Pour la famille Despiérris, la forge est plus qu'un travail, c'est une passion. Le grand-père et le père forgeaient encore à 85 ans et les deux frères ont eux-mêmes commencé à ferrer à partir de l'âge de 13 ans. A cette époque, la formation se fait sur le tas, à la dure : "Il nous fallait marcher droit, explique Jean Despiérris, ou le grand-père savait nous éduquer par un coup de mailloche (*) sur les doigts". Ce qui n'était au début qu'une manière de participer à l'activité familiale et de gagner sa vie est rapidement devenu une véritable passion : celle du modelage du fer, matière noble par excellence.
Les choses ont bien sûr évolué depuis le début du siècle : avant les deux guerres, l'activité était centrée autour du ferrage des bêtes et de l'entretien des machines agricoles. La forge fonctionnait alors sur commande pour façonner des charrues à traction animale capables de durer des années. Le travail de ferrage représentait aussi une part importante de l'activité : des chevaux pour les voitures aux boeufs pour le travail de la terre ou aux troupeaux ferrés avant d'être amenés aux pâturages.

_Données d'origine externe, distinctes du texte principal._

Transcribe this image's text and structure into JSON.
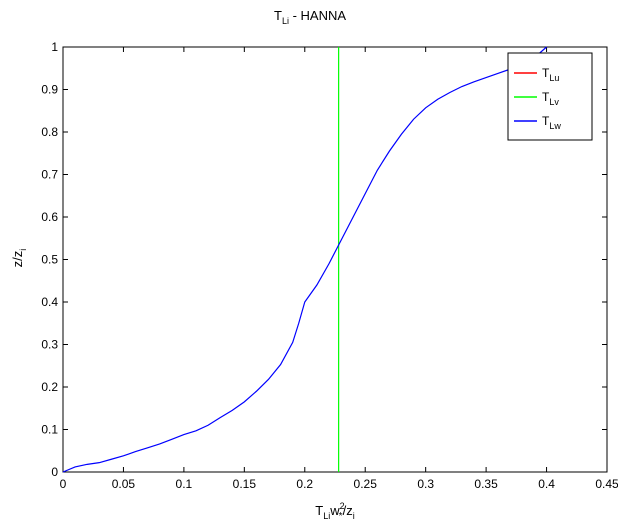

À cette époque, les propriétaires amenaient les chevaux dans la journée et venaient les rechercher une fois le travail de ferrage terminé. Dehors de part et d'autre de la rue, les anneaux où les bêtes étaient attachées sont encore visibles. Le travail était important et le fournisseur en fer devait passer au moins deux fois par semaine pour ravitailler la forge. Deux fournisseurs principaux se partageaient le marché : Jean Camman à Villefranche de Lauragais et les établissements Bernard Pagès à Toulouse, entreprise qui existe encore aujourd'hui.
Après la seconde guerre mondiale, les chevaux ont quasiment disparu: on ne les utilisait plus pour travailler la terre, ni pour se déplacer. L'activité s'est alors progressivement recentrée sur la petite motoculture et la construction de pièces pour matériel agricole. Il fallut attendre la fin des années 60 pour voir peu à peu réapparaître les chevaux de selle.
À partir de 1965-1966, en effet, le développement des loisirs liés au cheval, a permis de reprendre une activité plus conséquente de maréchal-ferrant.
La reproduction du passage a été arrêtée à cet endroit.